— Allons, faisait Marie, dis comme moi : Ma-man.
— Bfff… bfff…, répondait Yvonne.
Presque : « Maman ». Et les bulles qu’elle soufflait avec sa salive ! ses poings qu’elle ouvrait et fermait comme une grande personne ! et ces petits bouts de chair, l’un près de l’autre, si blancs, si délicats et pourtant des doigts !
— À moi ! À moi !
Ces belles choses, qui les avait faites ? Maman. Qui, les petons ? Maman. Et aussi le petit ventre ! Et aussi, sur la poitrine, ces deux mignonnes têtes d’épingles qui plus tard deviendraient de vrais seins : les seins d’Yvonne.

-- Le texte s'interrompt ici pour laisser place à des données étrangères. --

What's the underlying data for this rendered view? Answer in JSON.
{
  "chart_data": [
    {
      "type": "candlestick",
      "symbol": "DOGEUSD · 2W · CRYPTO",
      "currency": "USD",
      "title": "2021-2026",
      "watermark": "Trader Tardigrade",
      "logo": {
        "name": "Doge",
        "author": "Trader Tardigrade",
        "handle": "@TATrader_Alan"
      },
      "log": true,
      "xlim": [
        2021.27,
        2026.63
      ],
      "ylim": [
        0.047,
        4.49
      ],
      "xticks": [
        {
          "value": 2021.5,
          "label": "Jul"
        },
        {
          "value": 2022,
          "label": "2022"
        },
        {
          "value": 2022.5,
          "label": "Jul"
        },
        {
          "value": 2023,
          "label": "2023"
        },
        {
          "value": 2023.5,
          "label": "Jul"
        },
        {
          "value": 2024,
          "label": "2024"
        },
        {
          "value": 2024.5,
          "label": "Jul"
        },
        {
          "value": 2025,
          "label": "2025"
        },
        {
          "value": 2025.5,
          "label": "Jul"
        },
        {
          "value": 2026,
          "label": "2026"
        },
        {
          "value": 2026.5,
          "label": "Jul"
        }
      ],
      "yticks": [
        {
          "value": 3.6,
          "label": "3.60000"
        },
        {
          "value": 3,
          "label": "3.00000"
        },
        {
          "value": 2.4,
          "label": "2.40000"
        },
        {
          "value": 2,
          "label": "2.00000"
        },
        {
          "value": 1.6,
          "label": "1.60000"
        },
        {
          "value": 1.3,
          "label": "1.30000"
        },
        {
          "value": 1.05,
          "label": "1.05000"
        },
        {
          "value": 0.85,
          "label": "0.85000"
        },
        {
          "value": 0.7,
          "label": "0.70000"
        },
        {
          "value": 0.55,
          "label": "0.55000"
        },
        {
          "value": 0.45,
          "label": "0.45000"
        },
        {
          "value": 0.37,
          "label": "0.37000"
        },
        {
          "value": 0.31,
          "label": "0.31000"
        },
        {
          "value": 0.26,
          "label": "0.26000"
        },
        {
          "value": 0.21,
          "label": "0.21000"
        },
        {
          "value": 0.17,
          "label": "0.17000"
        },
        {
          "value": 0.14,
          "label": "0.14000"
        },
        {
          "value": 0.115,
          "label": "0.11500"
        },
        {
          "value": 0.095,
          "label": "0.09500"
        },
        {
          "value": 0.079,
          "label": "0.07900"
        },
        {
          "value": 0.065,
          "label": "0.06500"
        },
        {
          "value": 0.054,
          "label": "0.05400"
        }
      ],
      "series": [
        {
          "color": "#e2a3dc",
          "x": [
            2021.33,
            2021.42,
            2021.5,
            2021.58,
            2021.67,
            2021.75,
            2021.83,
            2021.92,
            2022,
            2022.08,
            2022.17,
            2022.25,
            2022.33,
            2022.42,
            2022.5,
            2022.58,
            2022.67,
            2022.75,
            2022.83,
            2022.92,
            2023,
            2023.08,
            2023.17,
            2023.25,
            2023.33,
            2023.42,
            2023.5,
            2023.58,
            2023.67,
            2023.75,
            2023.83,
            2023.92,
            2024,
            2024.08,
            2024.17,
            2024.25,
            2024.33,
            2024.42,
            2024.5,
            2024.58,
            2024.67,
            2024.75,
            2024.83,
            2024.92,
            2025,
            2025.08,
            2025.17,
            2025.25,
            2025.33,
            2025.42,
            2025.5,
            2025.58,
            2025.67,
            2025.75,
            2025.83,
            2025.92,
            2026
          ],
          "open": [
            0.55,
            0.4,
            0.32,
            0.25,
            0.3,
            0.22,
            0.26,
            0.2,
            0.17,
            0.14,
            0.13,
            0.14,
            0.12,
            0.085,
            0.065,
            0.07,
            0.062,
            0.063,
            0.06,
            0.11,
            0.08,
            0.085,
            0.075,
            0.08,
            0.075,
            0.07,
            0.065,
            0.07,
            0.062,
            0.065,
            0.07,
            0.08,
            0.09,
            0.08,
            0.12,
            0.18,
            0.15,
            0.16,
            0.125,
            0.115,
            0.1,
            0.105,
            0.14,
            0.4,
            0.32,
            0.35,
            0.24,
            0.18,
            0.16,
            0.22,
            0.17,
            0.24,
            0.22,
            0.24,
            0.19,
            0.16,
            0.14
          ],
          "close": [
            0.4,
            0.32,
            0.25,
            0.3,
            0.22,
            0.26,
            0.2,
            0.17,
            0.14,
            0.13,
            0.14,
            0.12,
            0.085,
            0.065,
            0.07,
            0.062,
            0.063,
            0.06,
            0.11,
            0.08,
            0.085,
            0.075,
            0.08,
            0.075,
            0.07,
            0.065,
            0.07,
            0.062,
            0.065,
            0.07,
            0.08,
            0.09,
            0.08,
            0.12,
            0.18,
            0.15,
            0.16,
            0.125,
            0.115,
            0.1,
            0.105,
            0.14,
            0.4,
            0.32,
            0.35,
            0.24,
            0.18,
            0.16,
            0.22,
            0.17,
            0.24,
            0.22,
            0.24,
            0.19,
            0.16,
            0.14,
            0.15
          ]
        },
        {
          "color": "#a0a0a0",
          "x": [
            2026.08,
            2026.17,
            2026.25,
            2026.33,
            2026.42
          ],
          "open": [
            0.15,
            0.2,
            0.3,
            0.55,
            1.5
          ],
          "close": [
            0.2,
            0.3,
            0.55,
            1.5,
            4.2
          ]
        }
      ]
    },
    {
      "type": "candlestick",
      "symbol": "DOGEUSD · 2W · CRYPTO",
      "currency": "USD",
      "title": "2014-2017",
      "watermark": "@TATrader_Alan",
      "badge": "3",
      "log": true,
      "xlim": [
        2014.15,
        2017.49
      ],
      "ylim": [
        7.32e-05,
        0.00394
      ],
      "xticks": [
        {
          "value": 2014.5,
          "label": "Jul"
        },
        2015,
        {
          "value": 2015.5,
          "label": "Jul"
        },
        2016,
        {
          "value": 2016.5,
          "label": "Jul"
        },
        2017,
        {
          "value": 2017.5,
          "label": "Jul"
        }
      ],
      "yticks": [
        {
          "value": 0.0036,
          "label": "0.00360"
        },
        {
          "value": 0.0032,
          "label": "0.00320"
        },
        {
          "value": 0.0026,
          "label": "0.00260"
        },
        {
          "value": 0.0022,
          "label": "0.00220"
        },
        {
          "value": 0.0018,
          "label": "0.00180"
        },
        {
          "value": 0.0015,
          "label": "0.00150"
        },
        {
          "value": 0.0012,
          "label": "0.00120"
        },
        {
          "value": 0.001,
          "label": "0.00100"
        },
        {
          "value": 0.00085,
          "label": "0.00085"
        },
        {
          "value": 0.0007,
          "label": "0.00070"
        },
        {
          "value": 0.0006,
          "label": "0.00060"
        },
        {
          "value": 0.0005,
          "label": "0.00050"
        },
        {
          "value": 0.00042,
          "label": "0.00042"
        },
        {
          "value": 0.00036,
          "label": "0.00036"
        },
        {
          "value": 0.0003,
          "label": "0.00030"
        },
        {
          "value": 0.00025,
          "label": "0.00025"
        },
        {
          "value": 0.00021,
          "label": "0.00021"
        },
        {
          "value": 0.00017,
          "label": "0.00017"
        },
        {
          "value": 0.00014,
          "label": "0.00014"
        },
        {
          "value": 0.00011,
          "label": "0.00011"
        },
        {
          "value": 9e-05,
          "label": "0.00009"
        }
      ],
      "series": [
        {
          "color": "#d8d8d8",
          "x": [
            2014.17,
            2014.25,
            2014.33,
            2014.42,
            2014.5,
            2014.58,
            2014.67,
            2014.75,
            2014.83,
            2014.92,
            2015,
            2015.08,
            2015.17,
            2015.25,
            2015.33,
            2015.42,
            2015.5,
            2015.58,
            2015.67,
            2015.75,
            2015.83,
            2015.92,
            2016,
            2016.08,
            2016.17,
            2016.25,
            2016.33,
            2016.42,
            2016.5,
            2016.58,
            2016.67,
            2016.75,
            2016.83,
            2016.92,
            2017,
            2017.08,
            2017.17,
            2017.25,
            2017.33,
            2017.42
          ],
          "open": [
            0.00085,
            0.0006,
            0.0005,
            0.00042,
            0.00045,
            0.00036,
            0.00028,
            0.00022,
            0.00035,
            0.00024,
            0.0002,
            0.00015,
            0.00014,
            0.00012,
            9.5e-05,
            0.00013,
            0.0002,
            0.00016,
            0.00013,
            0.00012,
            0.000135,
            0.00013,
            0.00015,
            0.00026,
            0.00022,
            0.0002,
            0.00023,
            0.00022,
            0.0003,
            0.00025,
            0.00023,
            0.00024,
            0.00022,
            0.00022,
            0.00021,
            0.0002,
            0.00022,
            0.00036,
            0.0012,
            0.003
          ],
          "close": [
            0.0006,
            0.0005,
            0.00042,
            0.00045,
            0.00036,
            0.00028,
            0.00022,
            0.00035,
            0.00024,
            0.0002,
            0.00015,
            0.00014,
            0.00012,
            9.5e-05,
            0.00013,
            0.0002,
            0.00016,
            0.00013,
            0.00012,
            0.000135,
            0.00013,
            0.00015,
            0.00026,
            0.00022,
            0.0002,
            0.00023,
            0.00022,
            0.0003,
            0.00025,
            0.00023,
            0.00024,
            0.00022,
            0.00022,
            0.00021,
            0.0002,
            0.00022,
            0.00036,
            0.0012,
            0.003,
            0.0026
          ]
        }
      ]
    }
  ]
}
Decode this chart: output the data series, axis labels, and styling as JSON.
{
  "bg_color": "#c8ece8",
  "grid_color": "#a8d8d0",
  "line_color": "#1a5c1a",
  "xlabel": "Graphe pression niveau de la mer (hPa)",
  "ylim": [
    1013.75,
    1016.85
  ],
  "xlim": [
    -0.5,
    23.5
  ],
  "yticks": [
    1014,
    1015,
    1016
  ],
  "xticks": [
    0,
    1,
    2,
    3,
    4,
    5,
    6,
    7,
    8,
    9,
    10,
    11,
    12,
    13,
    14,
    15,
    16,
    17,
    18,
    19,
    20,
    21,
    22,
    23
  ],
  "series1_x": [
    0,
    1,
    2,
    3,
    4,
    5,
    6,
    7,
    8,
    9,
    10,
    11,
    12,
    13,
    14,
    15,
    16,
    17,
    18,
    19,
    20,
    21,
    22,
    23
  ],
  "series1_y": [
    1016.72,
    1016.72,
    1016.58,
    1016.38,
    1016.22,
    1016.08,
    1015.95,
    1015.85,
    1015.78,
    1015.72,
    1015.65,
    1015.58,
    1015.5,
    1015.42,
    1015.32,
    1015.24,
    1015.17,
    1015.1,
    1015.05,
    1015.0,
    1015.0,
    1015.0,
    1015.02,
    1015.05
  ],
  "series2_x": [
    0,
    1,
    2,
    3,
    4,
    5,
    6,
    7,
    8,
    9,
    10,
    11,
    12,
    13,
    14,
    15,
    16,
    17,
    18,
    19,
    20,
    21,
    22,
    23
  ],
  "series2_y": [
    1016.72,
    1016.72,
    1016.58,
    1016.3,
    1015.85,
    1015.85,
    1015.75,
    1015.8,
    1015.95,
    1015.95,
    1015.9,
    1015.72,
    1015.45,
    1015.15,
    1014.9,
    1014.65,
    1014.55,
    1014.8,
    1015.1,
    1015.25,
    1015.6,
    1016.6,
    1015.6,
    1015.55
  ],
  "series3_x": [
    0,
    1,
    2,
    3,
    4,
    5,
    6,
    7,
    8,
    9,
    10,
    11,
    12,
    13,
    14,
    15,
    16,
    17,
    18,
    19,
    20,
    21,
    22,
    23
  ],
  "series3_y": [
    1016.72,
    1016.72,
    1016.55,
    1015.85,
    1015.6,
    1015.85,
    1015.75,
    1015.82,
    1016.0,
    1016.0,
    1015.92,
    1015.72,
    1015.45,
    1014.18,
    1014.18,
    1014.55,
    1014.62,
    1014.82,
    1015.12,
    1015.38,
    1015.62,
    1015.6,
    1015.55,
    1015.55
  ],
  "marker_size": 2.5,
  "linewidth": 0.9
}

Parfois la petite pleurait. Tous les enfants pleurent, mais la voix d’Yvonne vous entre dans la chair, jusqu’au cœur.
— Dodo… dodo… chantonnait Marie.
Mais cela ne servait à rien. Pélagie devait intervenir ; elle tirait une calebasse… et quelle tristesse alors de rester là, inutile, la poitrine sèche, pendant que votre enfant se console avec le lait d’une autre !
Un dimanche, dans sa berce, Yvonne ne dormait pas. On ne peut pas dire cependant qu’elle fût éveillée : les yeux fermés, elle avait dans les jambes et les bras de vilaines secousses, des mouvements faux comme si, de l’intérieur, on les avait tirés avec des ficelles. À diverses reprises, elle vomit quelque chose de blanc, ce qu’elle n’aurait pas dû faire, puisqu’elle n’avait pas mangé.
— Ce sont les dents, affirma Pélagie.
— Ah ! oui, les dents.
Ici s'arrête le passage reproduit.